Dubai resident helping kids of Nepal
Building for a better future in Nepal
It’s not unusual for holidaymakers to dream about a permanent move to the country they have just visited. But the vast majority will never get past the talking and dreaming stage. That plan for the guesthouse or cafe slowly fades once we get home and back into work. But not for Fiona Day.
The Dubai resident and life coach is opening a guesthouse in Kathmandu, Nepal to help fund a school she’s building for Nepalese children.
Three months ago, the mother-of-two decided she wanted to open the guesthouse, and her plans have come to fruition as it is opening on the Friday, November 11.
She has self-funded the entire project, and says she hopes it can help give back to the local community while educating Dubai residents.
Fiona explains: "I’ve witnessed first-hand the poverty in Nepal. It’s very different to the world we live in here. It’s good to do something to educate the children here, and the people - living here is not reality in some ways. I mean it’s our reality but it helps to see more of what’s out there." The six-bedroom guesthouse will provide visitors with ‘home comforts’, and the price will be comparable to other options in the area, at approximately Dhs140 per night. While the guesthouse is almost ready, Fiona is still on the hunt for appropriate school property.

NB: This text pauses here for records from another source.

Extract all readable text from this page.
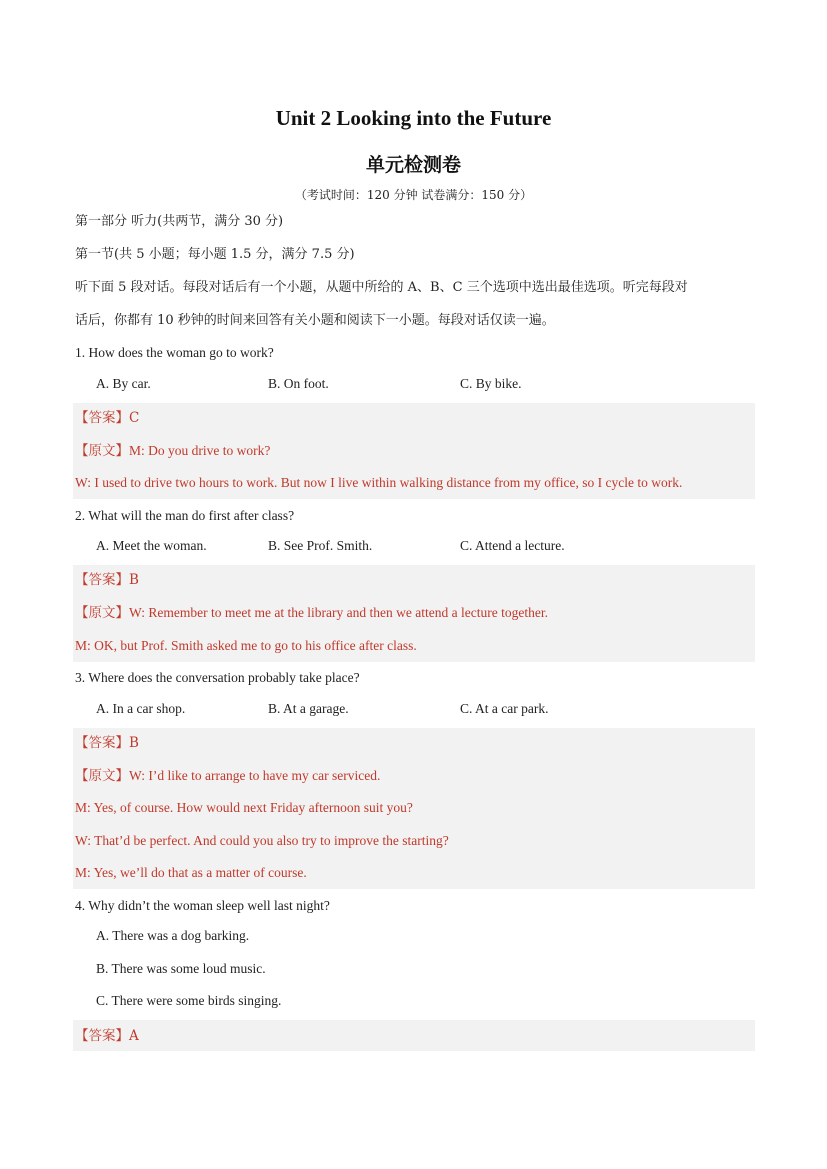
Unit 2 Looking into the Future
单元检测卷
（考试时间：120 分钟 试卷满分：150 分）
第一部分 听力(共两节，满分 30 分)
第一节(共 5 小题；每小题 1.5 分，满分 7.5 分)
听下面 5 段对话。每段对话后有一个小题，从题中所给的 A、B、C 三个选项中选出最佳选项。听完每段对
话后，你都有 10 秒钟的时间来回答有关小题和阅读下一小题。每段对话仅读一遍。
1. How does the woman go to work?
A. By car.	B. On foot.	C. By bike.
【答案】C
【原文】M: Do you drive to work?
W: I used to drive two hours to work. But now I live within walking distance from my office, so I cycle to work.
2. What will the man do first after class?
A. Meet the woman.	B. See Prof. Smith.	C. Attend a lecture.
【答案】B
【原文】W: Remember to meet me at the library and then we attend a lecture together.
M: OK, but Prof. Smith asked me to go to his office after class.
3. Where does the conversation probably take place?
A. In a car shop.	B. At a garage.	C. At a car park.
【答案】B
【原文】W: I’d like to arrange to have my car serviced.
M: Yes, of course. How would next Friday afternoon suit you?
W: That’d be perfect. And could you also try to improve the starting?
M: Yes, we’ll do that as a matter of course.
4. Why didn’t the woman sleep well last night?
A. There was a dog barking.
B. There was some loud music.
C. There were some birds singing.
【答案】A
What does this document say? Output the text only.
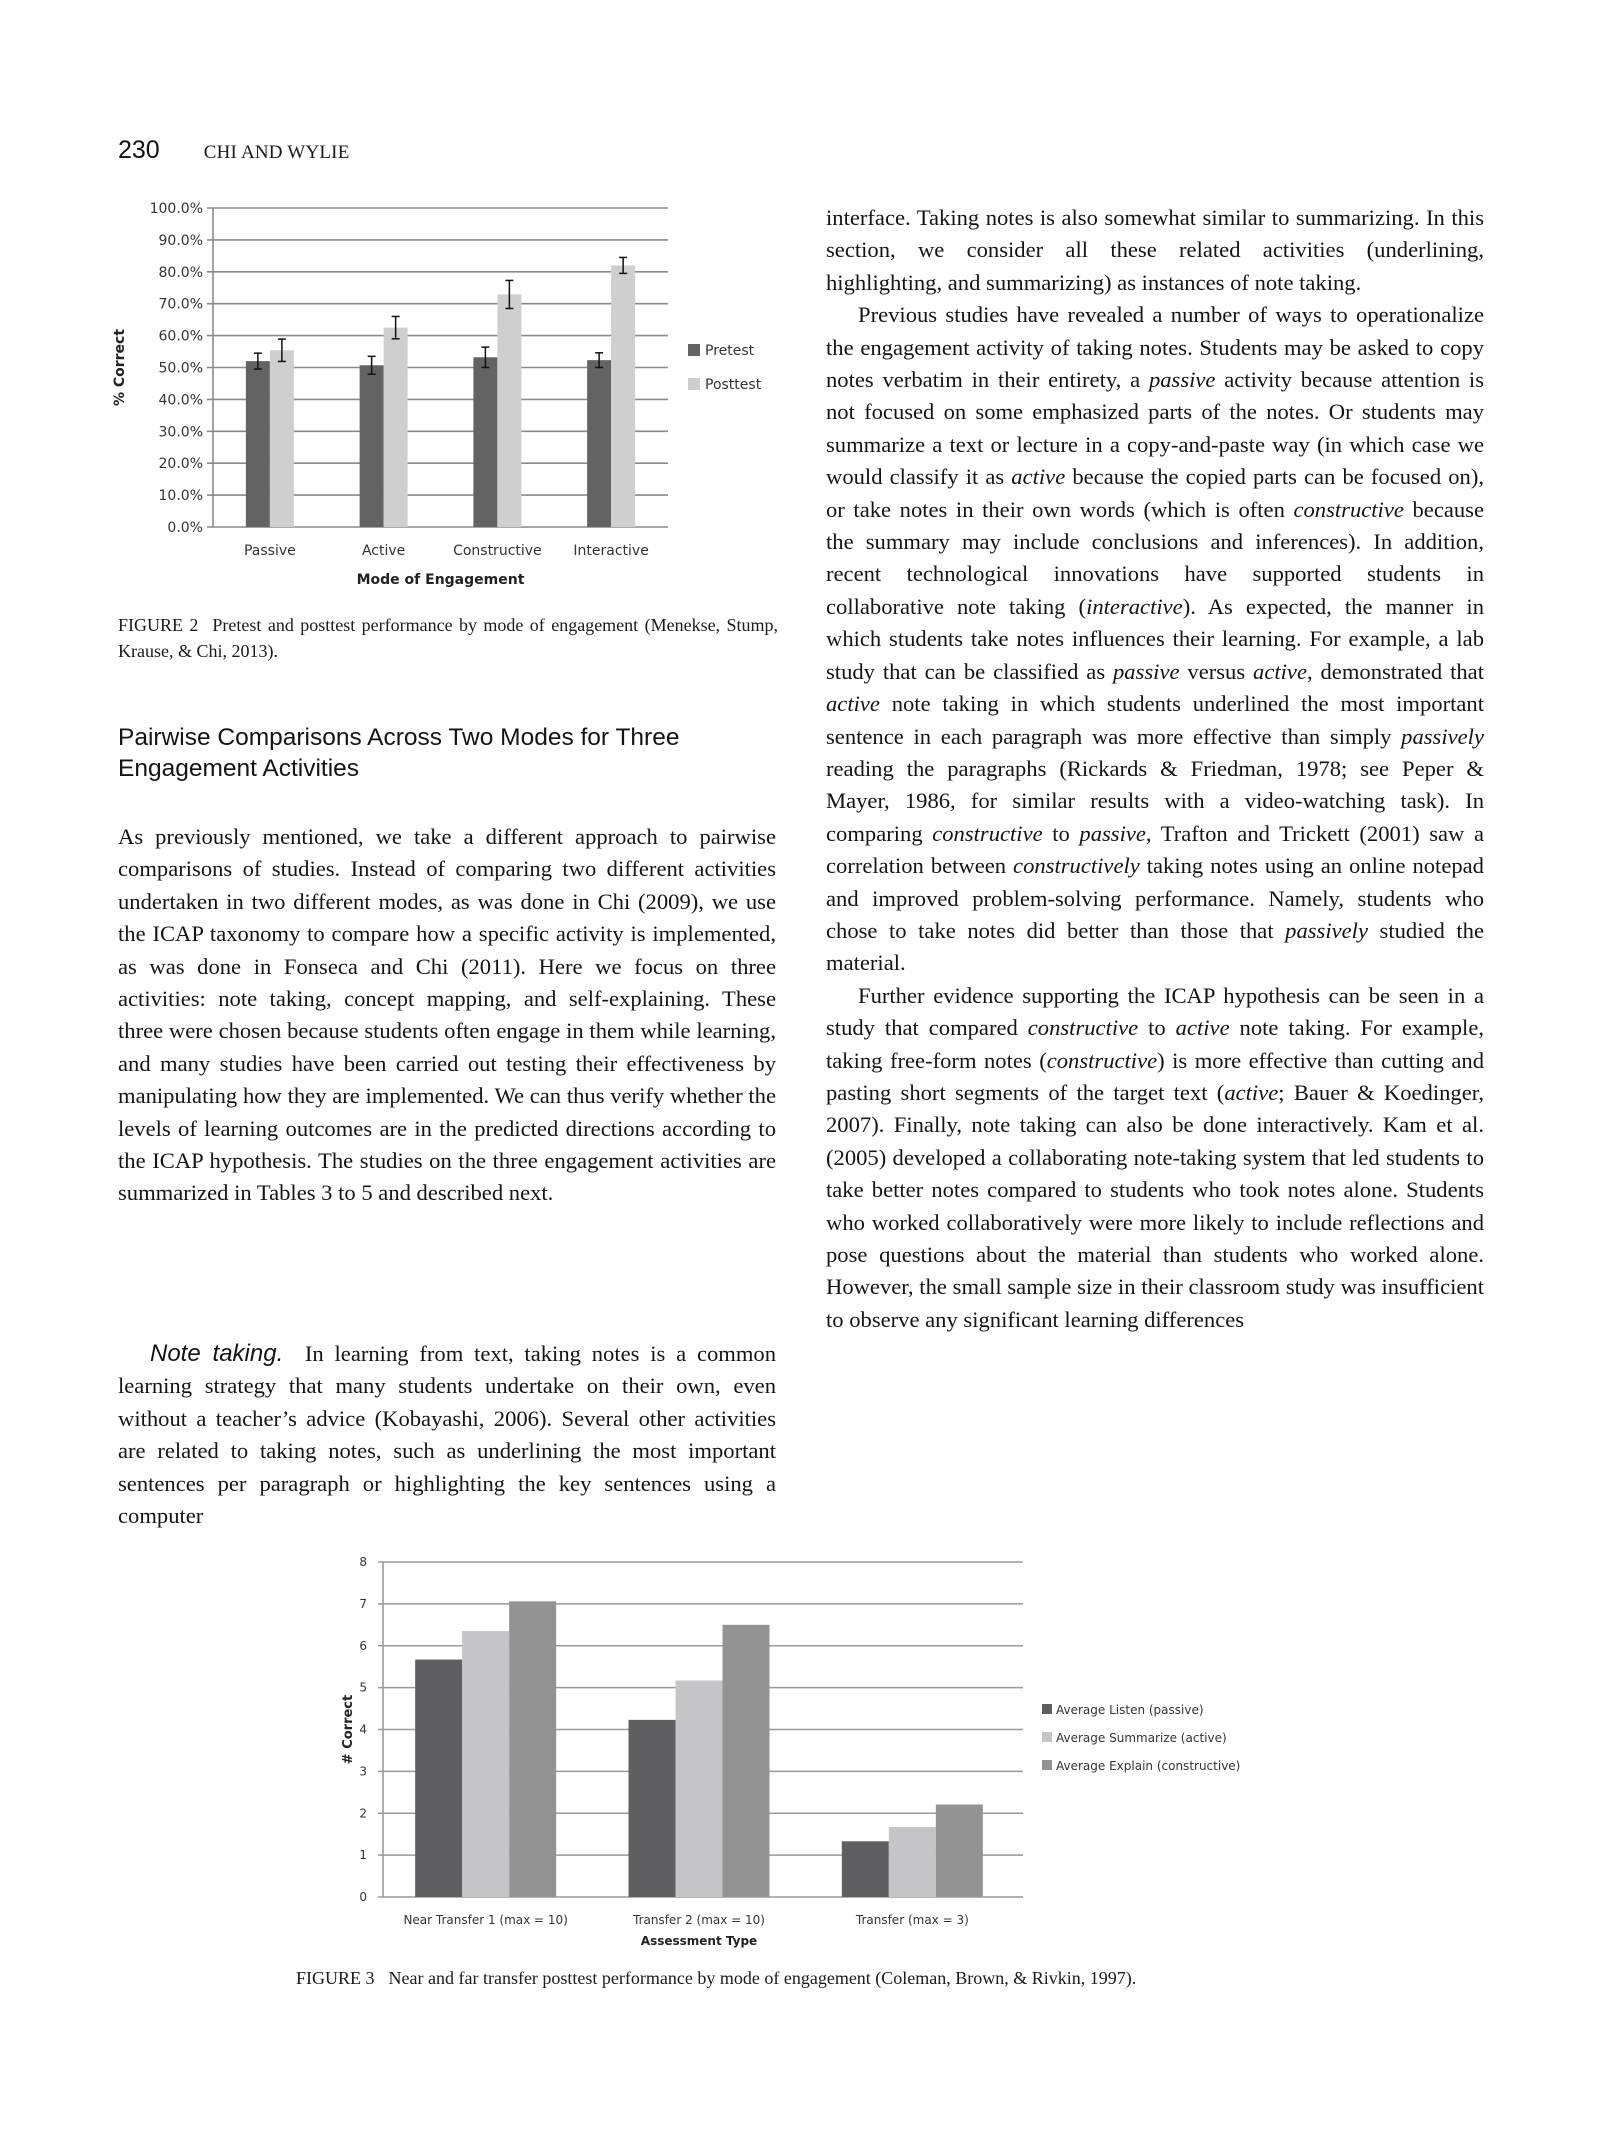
230 CHI AND WYLIE
0.0%
10.0%
20.0%
30.0%
40.0%
50.0%
60.0%
70.0%
80.0%
90.0%
100.0%
Passive	Active	Constructive Interactive
Mode of Engagement
% Correct	Pretest
Posttest
FIGURE 2 Pretest and posttest performance by mode of engagement (Menekse, Stump, Krause, & Chi, 2013).
Pairwise Comparisons Across Two Modes for Three Engagement Activities

As previously mentioned, we take a different approach to pairwise comparisons of studies. Instead of comparing two different activities undertaken in two different modes, as was done in Chi (2009), we use the ICAP taxonomy to compare how a specific activity is implemented, as was done in Fonseca and Chi (2011). Here we focus on three activities: note taking, concept mapping, and self-explaining. These three were chosen because students often engage in them while learning, and many studies have been carried out testing their effectiveness by manipulating how they are implemented. We can thus verify whether the levels of learning outcomes are in the predicted directions according to the ICAP hypothesis. The studies on the three engagement activities are summarized in Tables 3 to 5 and described next.

Note taking. In learning from text, taking notes is a common learning strategy that many students undertake on their own, even without a teacher’s advice (Kobayashi, 2006). Several other activities are related to taking notes, such as underlining the most important sentences per paragraph or highlighting the key sentences using a computer

interface. Taking notes is also somewhat similar to summarizing. In this section, we consider all these related activities (underlining, highlighting, and summarizing) as instances of note taking.

Previous studies have revealed a number of ways to operationalize the engagement activity of taking notes. Students may be asked to copy notes verbatim in their entirety, a passive activity because attention is not focused on some emphasized parts of the notes. Or students may summarize a text or lecture in a copy-and-paste way (in which case we would classify it as active because the copied parts can be focused on), or take notes in their own words (which is often constructive because the summary may include conclusions and inferences). In addition, recent technological innovations have supported students in collaborative note taking (interactive). As expected, the manner in which students take notes influences their learning. For example, a lab study that can be classified as passive versus active, demonstrated that active note taking in which students underlined the most important sentence in each paragraph was more effective than simply passively reading the paragraphs (Rickards & Friedman, 1978; see Peper & Mayer, 1986, for similar results with a video-watching task). In comparing constructive to passive, Trafton and Trickett (2001) saw a correlation between constructively taking notes using an online notepad and improved problem-solving performance. Namely, students who chose to take notes did better than those that passively studied the material.

Further evidence supporting the ICAP hypothesis can be seen in a study that compared constructive to active note taking. For example, taking free-form notes (constructive) is more effective than cutting and pasting short segments of the target text (active; Bauer & Koedinger, 2007). Finally, note taking can also be done interactively. Kam et al. (2005) developed a collaborating note-taking system that led students to take better notes compared to students who took notes alone. Students who worked collaboratively were more likely to include reflections and pose questions about the material than students who worked alone. However, the small sample size in their classroom study was insufficient to observe any significant learning differences

0
1
2
3
4
5
6
7
8
Near Transfer 1 (max = 10)	Transfer 2 (max = 10)	Transfer (max = 3)
Assessment Type
# Correct	Average Listen (passive)
Average Summarize (active)
Average Explain (constructive)
FIGURE 3 Near and far transfer posttest performance by mode of engagement (Coleman, Brown, & Rivkin, 1997).
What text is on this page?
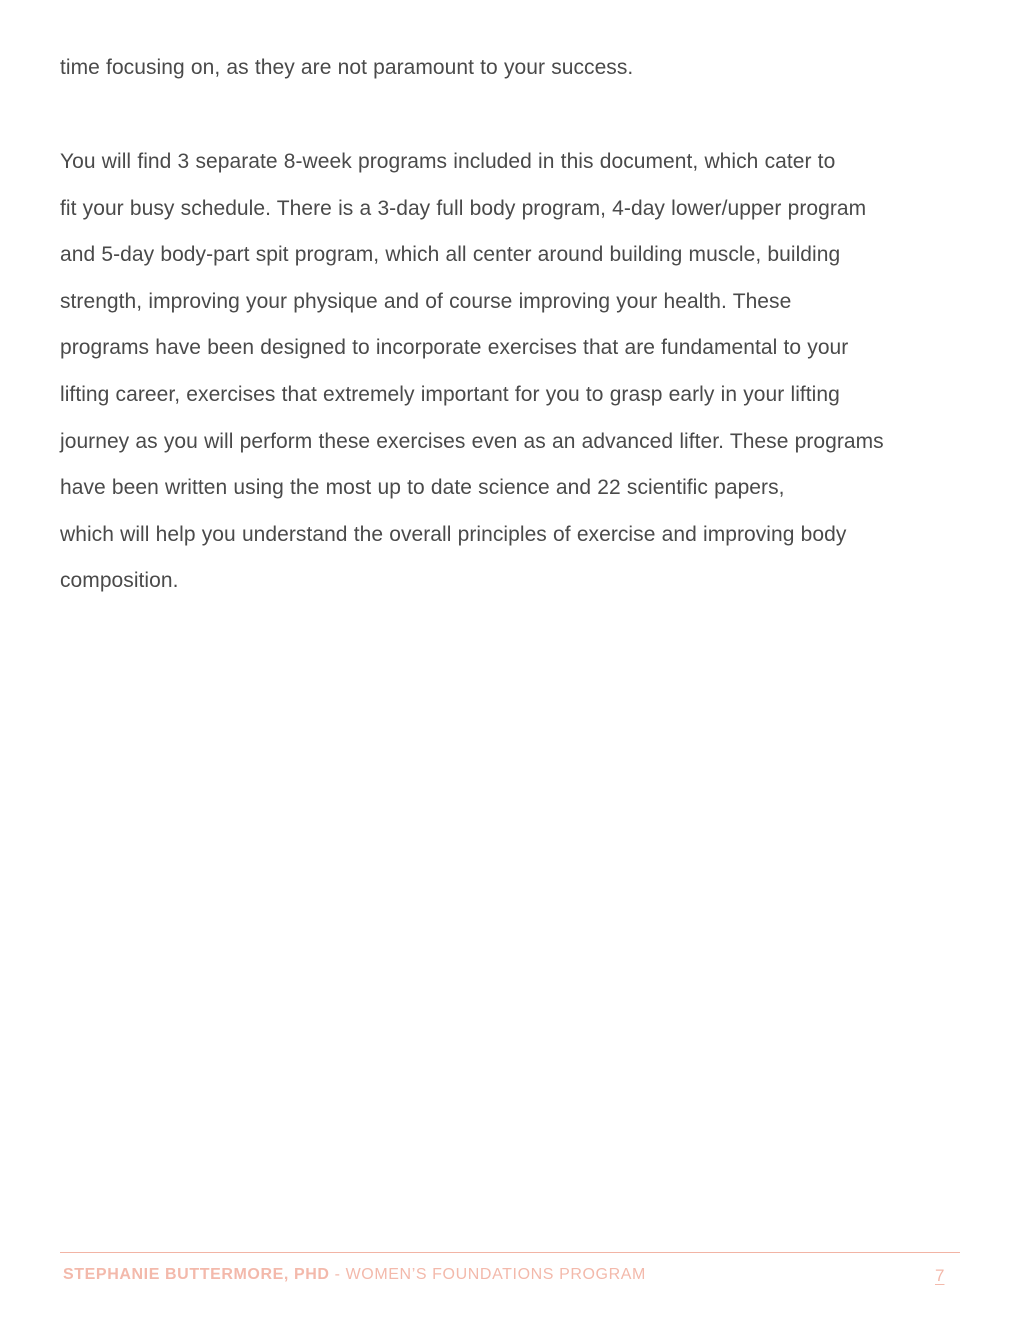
time focusing on, as they are not paramount to your success.

You will find 3 separate 8-week programs included in this document, which cater to
fit your busy schedule. There is a 3-day full body program, 4-day lower/upper program
and 5-day body-part spit program, which all center around building muscle, building
strength, improving your physique and of course improving your health. These
programs have been designed to incorporate exercises that are fundamental to your
lifting career, exercises that extremely important for you to grasp early in your lifting
journey as you will perform these exercises even as an advanced lifter. These programs
have been written using the most up to date science and 22 scientific papers,
which will help you understand the overall principles of exercise and improving body
composition.

STEPHANIE BUTTERMORE, PHD - WOMEN’S FOUNDATIONS PROGRAM	7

She’s hoping to educate about 60 children, and their mothers, using local teachers.
English language is one of the subjects on the syllabus, and one way the children will learn is through a pen pal link up with students at Dubai British School.
Fiona says: "Dubai British School has agreed. The principal has said he would love to have the children there interact with Nepalese children so they can do the pen-pal thing and interact with each other.
“Eventually, when I’m more established, I’d like to take groups out to the guesthouse and then the kids from here can interact with the children there and visit the school."
The students will exchange letters, pictures and art in a bid to educate them, she says: "My son, he’s 17, and he went to Nepal and it transformed him. He came back a different person. He had perspective and had seen a different life to his own. I want other Dubai students to have that opportunity."
Though the project is entirely self-funded by Fiona, she says all the money will go back into the school. When asked why, she says: "I’m a great believer in giving back, we’ve got to help - the world is a bit messed up. I love Nepal, it feels like home for me."